Novell's users rewarded for staying the course

23.06.2006
If you're a Novell user, Thursday was a very good day for you. The company that has frustrated you for years with its inability to provide you with the air cover you need to justify your investment in its technology at long last secured the leadership to do just that. The tragedy is that it took so much longer than it should have.

When Ron Hovsepian joined Novell in 2003 as president of the company's operations in North America, what he stepped into left him knee-deep in muck. The 17-year IBM veteran found himself sloshing around in the messes made by the management team from Cambridge Technology Partners following Novell's acquisition of that company in 2001. The biggest mess-maker of all was Jack Messman, the head of CTP who inexplicably assumed the CEO position at Novell. It quickly became apparent that Messman was woefully ill-equipped to run an enterprise software company, and his attempts to recast the company as part services outfit proved ill-fated.
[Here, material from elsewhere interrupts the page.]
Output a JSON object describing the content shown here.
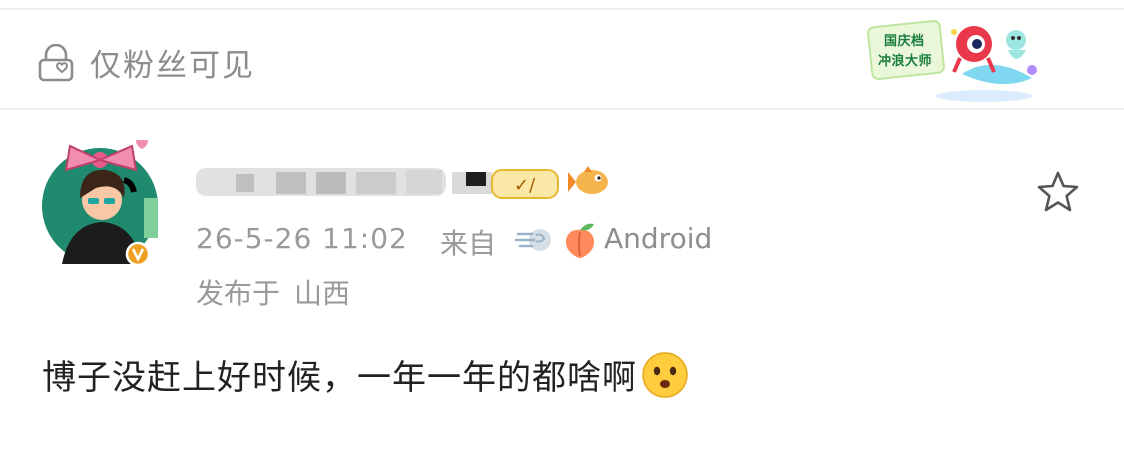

Hovsepian was named president and COO last November, a day before Novell announced plans to shed some of its consulting baggage and lay off 10 percent of its global workforce. But there was only so much he could accomplish, even in the No. 2 spot, and it's inexcusable that Novell's board couldn't recognize that. Or perhaps it did recognize it but lacked the fortitude to do anything about it. If so, its inaction was more shameful than inexcusable.
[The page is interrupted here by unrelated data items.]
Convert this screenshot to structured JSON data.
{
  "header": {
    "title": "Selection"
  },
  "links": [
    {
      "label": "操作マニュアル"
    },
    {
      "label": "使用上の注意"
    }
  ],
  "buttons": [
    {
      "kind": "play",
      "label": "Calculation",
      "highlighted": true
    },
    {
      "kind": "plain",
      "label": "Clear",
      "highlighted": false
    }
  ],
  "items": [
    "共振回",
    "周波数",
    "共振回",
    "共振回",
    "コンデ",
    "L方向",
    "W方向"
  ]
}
I had the opportunity to meet up with Hovsepian a couple of weeks ago at Novell's Waltham, Mass., headquarters, and I can truthfully say that we had what for me was one of the most honest, open, sincere discussions I've had with a vendor executive in the 16 years I've been in this line of work. Perhaps you've had the same sort of experience: You meet someone for the first time, and you know almost immediately that this person is a genuinely decent, engaged individual whose heart is in the right place, and who has the talent to put those qualities to good use.

Novell's long-suffering users deserve that type of leader. I've been to enough Brainshare user conferences to know that they're an earnest, persevering bunch who have remained loyal to the company despite having been given any number of reasons to abandon it. That loyalty isn't born of charity, but rather of a long-standing appreciation for Novell's technology.

Novell's users have doggedly stayed a very tough course. Thursday, they were finally rewarded for that.